The surgery itself is predicted to take 6 hours.  With an angiogram before to determine exactly where to open him up, an angiogram after to make sure the AVM is completely gone, and the time to prep him for surgery, we’re looking at 8+ hours.  The operating room has been booked for Dr. Ahn and Dr. Tamargo’s use for Christopher for the entire day.  Recovery is likely to be one night in Neurological Intensive Care, 2-3 days on the Peds floor before he comes home.  Dr. Tamargo wants us to be prepared for him to need 6 weeks before he can return to work/school.

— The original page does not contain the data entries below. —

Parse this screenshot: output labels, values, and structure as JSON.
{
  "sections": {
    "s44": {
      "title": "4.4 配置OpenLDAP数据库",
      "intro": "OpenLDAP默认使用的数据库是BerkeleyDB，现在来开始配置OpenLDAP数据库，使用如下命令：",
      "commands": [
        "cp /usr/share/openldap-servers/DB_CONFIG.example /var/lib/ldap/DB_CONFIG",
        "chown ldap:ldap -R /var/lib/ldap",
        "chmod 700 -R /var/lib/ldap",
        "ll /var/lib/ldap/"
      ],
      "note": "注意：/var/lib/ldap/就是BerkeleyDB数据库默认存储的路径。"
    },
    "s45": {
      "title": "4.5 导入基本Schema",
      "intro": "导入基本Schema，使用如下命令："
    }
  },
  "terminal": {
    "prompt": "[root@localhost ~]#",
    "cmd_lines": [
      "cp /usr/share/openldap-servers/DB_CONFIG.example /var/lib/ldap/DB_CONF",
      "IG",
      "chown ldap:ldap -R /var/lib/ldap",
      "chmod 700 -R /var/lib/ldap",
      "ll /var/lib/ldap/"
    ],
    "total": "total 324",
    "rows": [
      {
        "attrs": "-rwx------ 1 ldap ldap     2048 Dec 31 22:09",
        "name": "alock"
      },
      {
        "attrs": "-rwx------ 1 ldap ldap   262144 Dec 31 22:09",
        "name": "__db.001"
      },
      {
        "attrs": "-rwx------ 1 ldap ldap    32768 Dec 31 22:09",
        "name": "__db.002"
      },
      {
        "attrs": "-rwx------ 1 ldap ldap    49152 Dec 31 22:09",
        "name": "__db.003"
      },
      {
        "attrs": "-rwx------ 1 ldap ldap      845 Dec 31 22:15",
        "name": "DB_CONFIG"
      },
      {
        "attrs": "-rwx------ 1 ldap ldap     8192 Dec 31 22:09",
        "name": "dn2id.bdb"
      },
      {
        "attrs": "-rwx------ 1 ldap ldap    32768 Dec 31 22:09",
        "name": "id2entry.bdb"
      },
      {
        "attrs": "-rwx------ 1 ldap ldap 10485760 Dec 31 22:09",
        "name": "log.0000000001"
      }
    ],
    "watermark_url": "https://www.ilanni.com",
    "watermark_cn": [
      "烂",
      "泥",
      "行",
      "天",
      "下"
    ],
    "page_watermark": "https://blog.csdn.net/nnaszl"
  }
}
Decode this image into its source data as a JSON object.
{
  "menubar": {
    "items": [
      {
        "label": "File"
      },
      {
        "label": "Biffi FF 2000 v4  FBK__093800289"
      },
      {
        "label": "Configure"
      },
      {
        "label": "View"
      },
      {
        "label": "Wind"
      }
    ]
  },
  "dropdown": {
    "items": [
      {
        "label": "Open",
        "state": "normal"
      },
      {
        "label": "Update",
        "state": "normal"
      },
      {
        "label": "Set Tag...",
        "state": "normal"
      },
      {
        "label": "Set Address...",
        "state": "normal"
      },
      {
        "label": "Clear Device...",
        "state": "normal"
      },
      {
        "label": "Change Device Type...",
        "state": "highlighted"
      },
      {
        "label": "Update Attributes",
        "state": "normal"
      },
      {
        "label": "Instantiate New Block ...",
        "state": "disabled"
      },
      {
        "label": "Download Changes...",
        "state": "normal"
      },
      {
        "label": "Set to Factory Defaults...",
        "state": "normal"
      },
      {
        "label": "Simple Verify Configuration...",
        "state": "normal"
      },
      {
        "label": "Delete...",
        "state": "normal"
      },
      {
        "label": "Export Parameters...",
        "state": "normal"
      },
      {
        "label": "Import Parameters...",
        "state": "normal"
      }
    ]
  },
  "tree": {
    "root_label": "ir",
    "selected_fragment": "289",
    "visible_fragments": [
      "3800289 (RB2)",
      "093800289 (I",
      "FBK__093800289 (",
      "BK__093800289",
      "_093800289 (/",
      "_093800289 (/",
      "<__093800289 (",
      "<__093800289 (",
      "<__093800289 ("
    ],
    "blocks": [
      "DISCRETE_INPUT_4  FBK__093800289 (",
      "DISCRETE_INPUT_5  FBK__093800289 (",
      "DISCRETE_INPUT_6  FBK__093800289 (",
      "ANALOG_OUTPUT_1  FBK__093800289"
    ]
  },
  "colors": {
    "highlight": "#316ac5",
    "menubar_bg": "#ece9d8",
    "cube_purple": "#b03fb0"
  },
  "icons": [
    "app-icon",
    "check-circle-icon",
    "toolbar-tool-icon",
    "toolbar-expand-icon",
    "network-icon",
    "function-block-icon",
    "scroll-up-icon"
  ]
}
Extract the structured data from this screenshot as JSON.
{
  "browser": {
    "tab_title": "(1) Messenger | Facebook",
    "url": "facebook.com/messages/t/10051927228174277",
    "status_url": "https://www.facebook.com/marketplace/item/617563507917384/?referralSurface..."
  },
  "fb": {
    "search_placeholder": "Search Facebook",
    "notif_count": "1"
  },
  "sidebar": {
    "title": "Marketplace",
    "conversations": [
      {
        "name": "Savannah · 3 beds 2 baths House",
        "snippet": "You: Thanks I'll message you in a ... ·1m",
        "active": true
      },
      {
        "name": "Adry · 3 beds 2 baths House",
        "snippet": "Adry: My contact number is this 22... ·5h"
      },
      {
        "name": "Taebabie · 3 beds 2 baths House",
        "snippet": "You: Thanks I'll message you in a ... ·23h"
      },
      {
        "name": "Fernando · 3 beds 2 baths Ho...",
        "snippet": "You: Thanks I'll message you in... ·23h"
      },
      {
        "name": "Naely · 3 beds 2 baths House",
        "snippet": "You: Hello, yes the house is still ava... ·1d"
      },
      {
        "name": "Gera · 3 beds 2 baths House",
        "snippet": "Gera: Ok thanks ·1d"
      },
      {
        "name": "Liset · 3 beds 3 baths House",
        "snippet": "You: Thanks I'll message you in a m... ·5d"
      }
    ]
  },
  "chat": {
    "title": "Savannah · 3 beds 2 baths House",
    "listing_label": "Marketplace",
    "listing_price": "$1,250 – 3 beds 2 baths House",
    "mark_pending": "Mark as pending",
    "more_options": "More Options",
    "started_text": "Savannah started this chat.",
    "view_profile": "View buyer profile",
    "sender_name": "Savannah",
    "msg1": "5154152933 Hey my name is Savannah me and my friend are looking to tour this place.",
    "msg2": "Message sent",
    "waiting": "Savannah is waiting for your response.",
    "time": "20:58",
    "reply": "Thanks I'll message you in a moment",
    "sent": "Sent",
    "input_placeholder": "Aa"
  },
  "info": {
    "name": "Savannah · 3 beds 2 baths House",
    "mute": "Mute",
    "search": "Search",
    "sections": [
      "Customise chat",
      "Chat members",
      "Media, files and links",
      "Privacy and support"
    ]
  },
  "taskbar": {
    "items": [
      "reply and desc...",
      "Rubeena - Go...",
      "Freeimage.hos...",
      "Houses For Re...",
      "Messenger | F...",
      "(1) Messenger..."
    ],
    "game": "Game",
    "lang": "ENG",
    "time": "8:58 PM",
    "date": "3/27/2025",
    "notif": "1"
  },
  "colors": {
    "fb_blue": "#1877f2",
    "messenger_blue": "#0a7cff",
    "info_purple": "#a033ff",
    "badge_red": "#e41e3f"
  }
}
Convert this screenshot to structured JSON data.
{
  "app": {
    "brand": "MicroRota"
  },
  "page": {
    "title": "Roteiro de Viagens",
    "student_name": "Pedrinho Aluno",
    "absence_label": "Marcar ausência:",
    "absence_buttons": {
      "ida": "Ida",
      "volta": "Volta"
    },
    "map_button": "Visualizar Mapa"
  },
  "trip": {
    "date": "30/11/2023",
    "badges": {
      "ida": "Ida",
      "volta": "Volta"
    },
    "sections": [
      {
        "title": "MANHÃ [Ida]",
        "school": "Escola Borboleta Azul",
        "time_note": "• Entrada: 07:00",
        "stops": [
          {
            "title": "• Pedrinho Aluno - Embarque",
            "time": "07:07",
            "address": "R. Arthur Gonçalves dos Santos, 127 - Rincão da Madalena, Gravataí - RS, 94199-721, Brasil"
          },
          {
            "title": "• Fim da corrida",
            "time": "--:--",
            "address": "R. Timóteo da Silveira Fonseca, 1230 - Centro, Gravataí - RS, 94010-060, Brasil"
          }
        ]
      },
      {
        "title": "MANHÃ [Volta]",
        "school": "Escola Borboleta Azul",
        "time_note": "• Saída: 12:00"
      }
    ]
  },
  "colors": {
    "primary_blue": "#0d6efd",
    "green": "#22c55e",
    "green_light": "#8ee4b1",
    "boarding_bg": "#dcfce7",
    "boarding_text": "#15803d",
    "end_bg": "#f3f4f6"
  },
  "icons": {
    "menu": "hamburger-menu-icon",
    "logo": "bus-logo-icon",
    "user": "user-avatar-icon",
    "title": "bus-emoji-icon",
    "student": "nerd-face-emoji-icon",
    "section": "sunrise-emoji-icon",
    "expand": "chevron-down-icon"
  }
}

After surgery, Dr. Tamargo says that if everything goes perfectly, he’s prepared to clear Christopher for Chiari surgery at the 6 week post-op appointment.  Again, I told him that while Dr. Ahn deferred to Tamargo as the expert, he was thinking it would take 3 months.  Dr. Tamargo smiled and said that was likely a more realistic scenario, but he really was prepared to clear him earlier and move up the normal MRI schedule if necessary to make that happen.

And then we went to Kona Grill for sushi.  And edamame because Christopher loves edamame.  And passion fruit creme brulee, which was to die for.


Now, he’s in a pretty good mood.  He likes Dr. Tamargo, he trusts Dr. Tamargo, he’s excited for the AVM surgery.  I am in complete agreement.  But I’m still a ball of nerves because of the earlier appointment.